State health insurance exchange officials released their 2014 annual report late Thursday and made a case to legislators they had a successful first full year of operations and that 2015 enrollment problems are manageable.
The exchange has increased Coloradans choices and access to health insurance and its affordability, Connect for Health Colorado officials said.
“We can do better,” interim chief executive Gary Drews said. “We’re still very much a start-up organization — basically a train heading down the track at a couple hundred miles an hour and still laying the track ahead of it.”
Appearing before a joint legislative committee on health and insurance issues late Thursday, Jan. 15, Drews said the exchange could be self-sustaining after remaining monies from $177.7 million in federal grants were used up in 2015.
Yet, he conceded, the board and managers clearly need to engage in strategic planning on how to achieve this.
Part of the 2015 strategic plan is to assess carriers a charge of $1.25 per policy per month in 2015. The exchange has statutory authority to charge up to $1.80, but the board chose not to last year or to charge the full amount this year.
Another revenue stream from operations is the 1.4 percent administrative fee charged carriers on premiums. It is currently among the lowest in the country, Drews said, and less than half that charged by the federal exchange, which is $3.50.
Drews reminded legislators he’s only been acting CEO for four months. The exchange board had interviewed eight candidates for the position by Thursday, and scheduled two more for Friday.
“We hope to be able to make an offer before the end of the month,” board chairman Sharon O’Hara said.
According to the annual report, the exchange signed up about 150,000 individual Coloradans and 335 small businesses in 2014. However, as of Dec. 31, there were 123,138 active policies. Some people had churned out of the system before year’s end.
About 58 percent of exchange enrollees received a tax credit — an average $262 a month. Their average premium for their selected plans would have cost $400 a month without it. People who purchased through the exchange without tax credits chose plans that cost, on average, of $287 a month.
In total, marketplace tax credits for Coloradans amounted to $191 million.
Sen. Kevin Lundberg, R-Berthoud, chair of the Health and Human Services Committee, accused the exchange of “padding” its number in quoting the 150,000 figure rather than 123,138. Drews said the number is the one required by federal reports, and it speaks to overall volume and revenues gained from completed enrollments.

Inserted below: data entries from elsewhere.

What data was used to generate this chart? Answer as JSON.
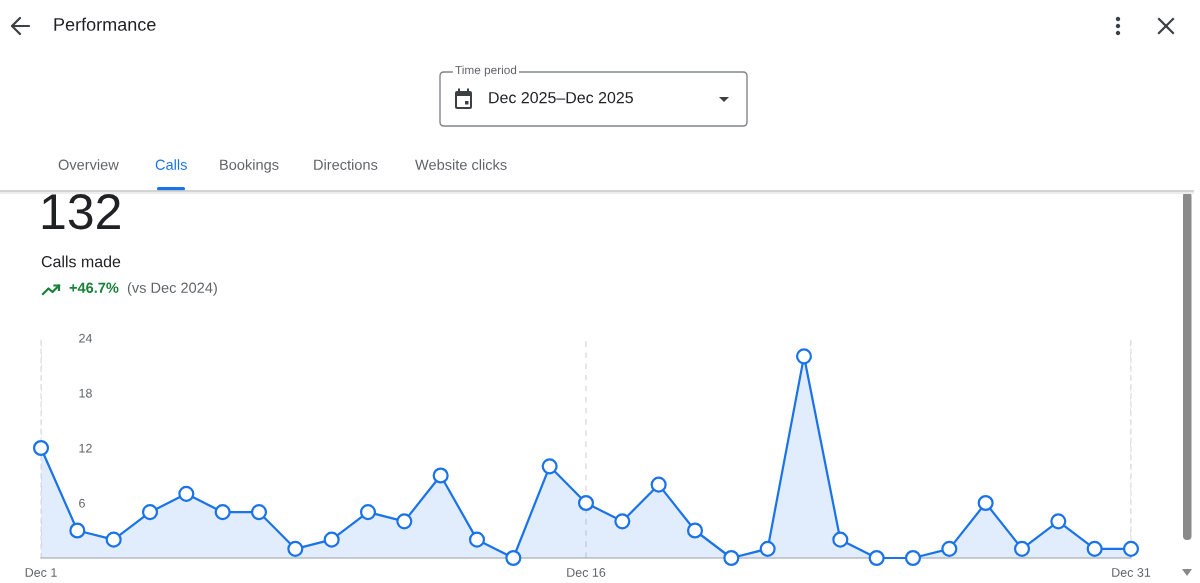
{
  "chart_data": {
    "type": "area",
    "title": "Performance",
    "annotations": [
      "Time period",
      "Dec 2025–Dec 2025",
      "Overview",
      "Calls",
      "Bookings",
      "Directions",
      "Website clicks",
      "132",
      "Calls made",
      "+46.7%",
      "(vs Dec 2024)"
    ],
    "x": [
      "2025-12-01",
      "2025-12-02",
      "2025-12-03",
      "2025-12-04",
      "2025-12-05",
      "2025-12-06",
      "2025-12-07",
      "2025-12-08",
      "2025-12-09",
      "2025-12-10",
      "2025-12-11",
      "2025-12-12",
      "2025-12-13",
      "2025-12-14",
      "2025-12-15",
      "2025-12-16",
      "2025-12-17",
      "2025-12-18",
      "2025-12-19",
      "2025-12-20",
      "2025-12-21",
      "2025-12-22",
      "2025-12-23",
      "2025-12-24",
      "2025-12-25",
      "2025-12-26",
      "2025-12-27",
      "2025-12-28",
      "2025-12-29",
      "2025-12-30",
      "2025-12-31"
    ],
    "series": [
      {
        "color": "#1a73e8",
        "values": [
          12,
          3,
          2,
          5,
          7,
          5,
          5,
          1,
          2,
          5,
          4,
          9,
          2,
          0,
          10,
          6,
          4,
          8,
          3,
          0,
          1,
          22,
          2,
          0,
          0,
          1,
          6,
          1,
          4,
          1,
          1
        ]
      }
    ],
    "xlim": [
      "2025-12-01",
      "2025-12-31"
    ],
    "xticks": [
      {
        "value": "2025-12-01",
        "label": "Dec 1"
      },
      {
        "value": "2025-12-16",
        "label": "Dec 16"
      },
      {
        "value": "2025-12-31",
        "label": "Dec 31"
      }
    ],
    "ylim": [
      0,
      24
    ],
    "yticks": [
      6,
      12,
      18,
      24
    ],
    "grid": "x",
    "marker": "circle",
    "line_style": "solid"
  }
}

Lundberg also wondered if the claim was valid that Colorado’s uninsured rate in Colorado fell from 17 percent to 11 percent last year. What about, he asked, the 300,000 people whose insurance policies were canceled by carriers because they were non-compliant with the Affordable Care Act. Drews said it wasn’t known how many opted for other plans and what portion stayed uninsured, but the 11 percent net figure came from a statewide Gallup Poll, not from the exchange.
Drews talked about, but downplayed, the technical problems with the 2015 enrollment site that have frustrated consumers. They also necessitated an emergency infusion of $322,000 beyond what was budgeted to resolve about 1,900 outstanding problem tickets and provide workarounds for known technical glitches through February.
Rep. Jon Keyser, R-Morrison, said costly short-term fixes couldn’t continue. “I don’t think that’s sustainable,” Keyser said. “I worry about people getting frustrated to the point they just give up.”
Lundberg said he’s heard from constituents “in tears” because they were so stymied by the enrollment process.
“For some folks there were a few technical glitches,” Drews said. “We did work through immense technology changes this year. “We obviously have some work to do to improve our technical systems.”
The exchange reported at one point there were 4,800 problem tickets representing an unknown number of individuals. Some people had generated multiple tickets.
Rancher and Rep. J. Paul Brown, R-Ignacio, said he and his wife tried to sign up after they lost their old insurance plan but, because of a number of hoops and hurdles they found objectionable, they gave up.
“I’m still a little upset about it,” Brown said. “We don’t have insurance to this day.
Rep. Jonathan Singer, D-Longmont, said he’d heard quite a few concerns from constituents, but they seemed to be tapering off. “I think we’re going on the right path,” Singer said.
Several would-be enrollees have emailed or called The Denver Post each day since mid-November to say that trying to sign up for insurance on the exchange has been one of the most exasperating, time-sucking experiences they’ve ever had as a consumer.
Drews said complicated family dynamics make eligibility and financial screening and determinations very problematic. Sen. Irene Aguilar, D-Denver, said advance premium tax credits had never been done before and “that’s why it such a nightmare.”
On an “encouraging” note, Democratic Rep. Beth McCann of Denver said, the exchange signed up many young, and presumably healthier, Coloradans. About 38 percent of the newly covered is aged 0-34. Just over 35 percent is 54 years or younger. And 27 percent is 55 and older.
Lundberg said the exchange should prepare for the possibility that Obamacare as we know it may not exist in a few years.